On My Knees

It may be my imagination, but I think I see his upper lip start to sweat. I lean back, feeling just a little bit smug.

“I think I’m going to open another bottle of wine,” my dad says. He’s speaking very slowly and very deliberately, and he is moving in an equally careful manner as he pushes away from the table and heads for the kitchen. “Come with me, Sylvia? Working for Stark, you must have developed at least a bit of a head for fine wine.”

If he’d called me Elle, I think I would have said no. But I surprise myself by pushing my chair back.

Jackson doesn’t release my hand right away, and when I look at him, he tilts his head in a silent question. Should I come, too?

I almost say yes, but then I shake my head. I can do this. I can make it through the night as the dutiful daughter.

And then I can get the hell out of here.

I follow my dad through the butler’s pantry, then into the kitchen. Right between the kitchen and the living area is an archway with an iron gate instead of a door. I follow my father past the gate, then down the stairs to a small wine cellar with just enough room for the two of us and the hundred or so bottles of wine stacked neatly in the sturdy wooden racks.

I start to pull out a bottle, wanting something bold and red if I’m going to be staying for any length of time. But before I have a chance to really start looking, my father speaks. “You’ve been mad at me since you were fourteen,” he says, and I jolt upright. “Don’t you think it’s time to stop?”

I stand there like an idiot as his words register with me. We have never talked about this—never—and this new reality has completely flummoxed me.

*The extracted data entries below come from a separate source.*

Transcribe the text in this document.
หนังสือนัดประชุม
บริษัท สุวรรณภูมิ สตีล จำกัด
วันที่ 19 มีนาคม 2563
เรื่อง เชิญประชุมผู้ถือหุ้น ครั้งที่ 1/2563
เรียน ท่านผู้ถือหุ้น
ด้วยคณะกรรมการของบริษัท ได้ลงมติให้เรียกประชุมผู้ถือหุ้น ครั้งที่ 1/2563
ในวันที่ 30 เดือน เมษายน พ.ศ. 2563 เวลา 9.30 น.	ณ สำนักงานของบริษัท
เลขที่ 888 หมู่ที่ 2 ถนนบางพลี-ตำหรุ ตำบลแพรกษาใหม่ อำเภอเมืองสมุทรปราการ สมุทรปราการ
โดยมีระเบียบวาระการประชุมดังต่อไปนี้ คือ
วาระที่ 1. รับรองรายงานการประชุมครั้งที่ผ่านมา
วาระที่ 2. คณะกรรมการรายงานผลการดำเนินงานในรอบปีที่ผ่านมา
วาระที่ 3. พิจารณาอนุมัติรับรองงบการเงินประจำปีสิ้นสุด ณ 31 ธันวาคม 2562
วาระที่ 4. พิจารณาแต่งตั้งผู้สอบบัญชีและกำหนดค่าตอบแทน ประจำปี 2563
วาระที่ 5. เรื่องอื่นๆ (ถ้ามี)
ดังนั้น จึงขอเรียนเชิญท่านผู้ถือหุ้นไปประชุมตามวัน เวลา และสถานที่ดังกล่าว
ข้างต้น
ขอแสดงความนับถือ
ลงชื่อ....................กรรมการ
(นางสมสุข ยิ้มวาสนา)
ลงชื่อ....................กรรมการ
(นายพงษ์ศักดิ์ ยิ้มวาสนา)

“Time to stop?” I repeat. “What? Are we baking cookies and now they’re done? Has the clock finally run down in the final quarter of the game? Honestly, Dad, what the hell are you talking about?”

“I’m trying to talk with you. I’m trying to get past this.”

“Now? We’re really going to talk about this now?” My voice is so full of bile and vitriol it doesn’t even sound like my own.

“Those years were hard on all of us, Elle—”

“Sylvia.”

He pauses, takes a breath, and begins again. “Ethan was sick. Your mother and I were frantic with worry. We all sacrificed, Sylvia. We all did everything we could to help.”

“Oh, you sacrificed, all right.” I want to shout the words. Instead, they come out low. Powerful. And remarkably steady. “You fucking sacrificed me.”

His face turns bright red and he opens his mouth, sputtering as if trying to form words. He says nothing, though, and after a moment, I fear that he is actually having a heart attack.

“Dad? Dad?” I’m not even aware that I have moved, but somehow I have ended up at his side. I reach for his shoulder to steady him, trying to decide if I should scream for my mother or get him off his feet or what.

I’m about to do both when he violently jerks his arm away from my touch. “It. Is. Over.” Each word is pronounced slowly, carefully, and with the utmost precision. “That chapter in our lives is over. Done. The door is closed, Sylvia. And it is closed tight.” He takes a deep breath, his shoulders rising, then falling.

“Over?” My temper has been rising with every word. How dare he. How fucking dare he. And though I know that it is a mistake to get into this now, I cannot stop the words that spew out. “Are you insane? It’s not over. It’s never over, Dad. It will never, ever be over.”